HUNTSVILLE — A debate among seven of the eight candidates for Huntsville City School Board addressed questions regarding personal political beliefs, mask mandates, and critical race theory in schools. “Cookies and Candidates”, hosted by the group 5 Strong, took place Wednesday at the downtown Huntsville Madison County library.

District 2 candidates Sean Lulofs, Holly McCarty and Jeniece Willis Wilmer were joined by District 3 candidates Andrea Alvarez, incumbent Elisa Ferrell, and Angela McClure. Candidate for District 4, Ricky Howard, also took part while incumbent Ryan Renaud did not attend.

The debate included eight long-form questions where candidates were each given one minute to answer, followed by a “lightning round” question that could only be answered with a “yes”, “no”, or “I don’t know.” Audience questions were also allowed in the last part  with candidates given one minute each to answer.

When asked the lightning round question, “Do you support mandatory masking of students?”, each candidate answered no. However, in a follow-up question from the audience, candidates were asked to expand their answers considering masks were required in Huntsville City Schools.

Ferrell said the superintendent has the power to require masks, not the school board. Lulofs said he was frustrated about the masking issue and that is why he is running for the school board.

“I wasn’t heard, no one responded to my questions or my emails,” said Lulofs.

Wilmer said school officials were doing the best they could with the information they had at the time.

Candidates were also asked by the audience about their political beliefs. McClure responded while she is personally a conservative, “Politics do not belong in education.” Ferrell said she cast her first vote for Reagan and has voted Republican ever since.

When asked about elected school boards versus appointed school boards, Alvarez stood up quickly to decry the current system, “This system is not better, what we have done, we have entered a race and polarized it.”

Howard offered a differing view, saying elected school board members ensure the people are represented.

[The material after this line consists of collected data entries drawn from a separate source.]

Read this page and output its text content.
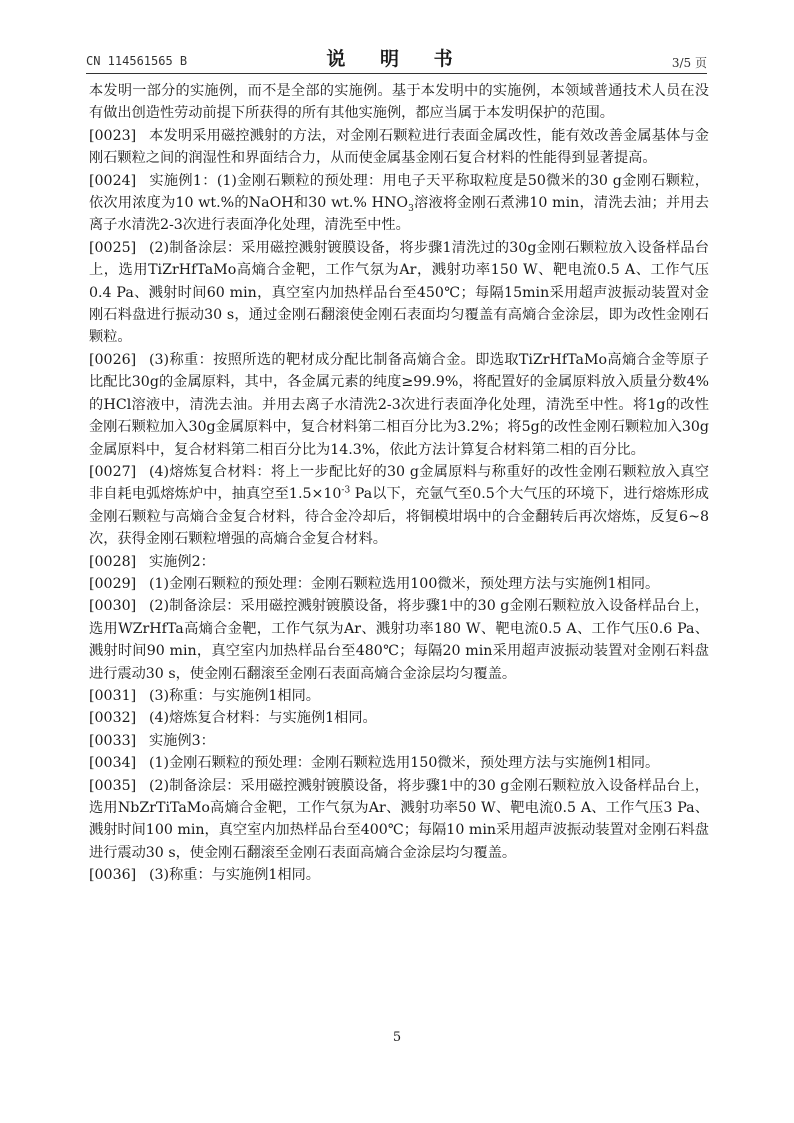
CN 114561565 B	说 明 书	3/5 页

本发明一部分的实施例，而不是全部的实施例。基于本发明中的实施例，本领域普通技术人员在没有做出创造性劳动前提下所获得的所有其他实施例，都应当属于本发明保护的范围。

[0023] 本发明采用磁控溅射的方法，对金刚石颗粒进行表面金属改性，能有效改善金属基体与金刚石颗粒之间的润湿性和界面结合力，从而使金属基金刚石复合材料的性能得到显著提高。

[0024] 实施例1：(1)金刚石颗粒的预处理：用电子天平称取粒度是50微米的30 g金刚石颗粒，依次用浓度为10 wt.%的NaOH和30 wt.% $HNO_3$溶液将金刚石煮沸10 min，清洗去油；并用去离子水清洗2-3次进行表面净化处理，清洗至中性。

[0025] (2)制备涂层：采用磁控溅射镀膜设备，将步骤1清洗过的30g金刚石颗粒放入设备样品台上，选用TiZrHfTaMo高熵合金靶，工作气氛为Ar，溅射功率150 W、靶电流0.5 A、工作气压0.4 Pa、溅射时间60 min，真空室内加热样品台至450℃；每隔15min采用超声波振动装置对金刚石料盘进行振动30 s，通过金刚石翻滚使金刚石表面均匀覆盖有高熵合金涂层，即为改性金刚石颗粒。

[0026] (3)称重：按照所选的靶材成分配比制备高熵合金。即选取TiZrHfTaMo高熵合金等原子比配比30g的金属原料，其中，各金属元素的纯度≥99.9%，将配置好的金属原料放入质量分数4%的HCl溶液中，清洗去油。并用去离子水清洗2-3次进行表面净化处理，清洗至中性。将1g的改性金刚石颗粒加入30g金属原料中，复合材料第二相百分比为3.2%；将5g的改性金刚石颗粒加入30g金属原料中，复合材料第二相百分比为14.3%，依此方法计算复合材料第二相的百分比。

[0027] (4)熔炼复合材料：将上一步配比好的30 g金属原料与称重好的改性金刚石颗粒放入真空非自耗电弧熔炼炉中，抽真空至$1.5\times 10^{-3}$ Pa以下，充氩气至0.5个大气压的环境下，进行熔炼形成金刚石颗粒与高熵合金复合材料，待合金冷却后，将铜模坩埚中的合金翻转后再次熔炼，反复6~8次，获得金刚石颗粒增强的高熵合金复合材料。

[0028] 实施例2：

[0029] (1)金刚石颗粒的预处理：金刚石颗粒选用100微米，预处理方法与实施例1相同。

[0030] (2)制备涂层：采用磁控溅射镀膜设备，将步骤1中的30 g金刚石颗粒放入设备样品台上，选用WZrHfTa高熵合金靶，工作气氛为Ar、溅射功率180 W、靶电流0.5 A、工作气压0.6 Pa、溅射时间90 min，真空室内加热样品台至480℃；每隔20 min采用超声波振动装置对金刚石料盘进行震动30 s，使金刚石翻滚至金刚石表面高熵合金涂层均匀覆盖。

[0031] (3)称重：与实施例1相同。

[0032] (4)熔炼复合材料：与实施例1相同。

[0033] 实施例3：

[0034] (1)金刚石颗粒的预处理：金刚石颗粒选用150微米，预处理方法与实施例1相同。

[0035] (2)制备涂层：采用磁控溅射镀膜设备，将步骤1中的30 g金刚石颗粒放入设备样品台上，选用NbZrTiTaMo高熵合金靶，工作气氛为Ar、溅射功率50 W、靶电流0.5 A、工作气压3 Pa、溅射时间100 min，真空室内加热样品台至400℃；每隔10 min采用超声波振动装置对金刚石料盘进行震动30 s，使金刚石翻滚至金刚石表面高熵合金涂层均匀覆盖。

[0036] (3)称重：与实施例1相同。

5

An additional lightning round question revealed all candidates opposed CRT being included in Huntsville City Schools curriculum. The Alabama State Board of Education passed a resolution in August 2021 banning the instruction of CRT in public schools.

Audience member Amber Hyland, a resident of District 3, said she was pleased with the debate.

“I think this is beneficial.  I can learn more about the candidates, even the ones not in my district,” said Hyland who has a fifth-grader and a third-grader in Huntsville City Schools.  Hyland said she was especially interested in the candidates past school involvement, “It was important to me to learn about who has actually volunteered and worked in our schools.”

Registered voters in Districts 2, 3 and 4 will head to the polls Aug. 23 to cast their ballots for City Council and Board of Education in the municipal election.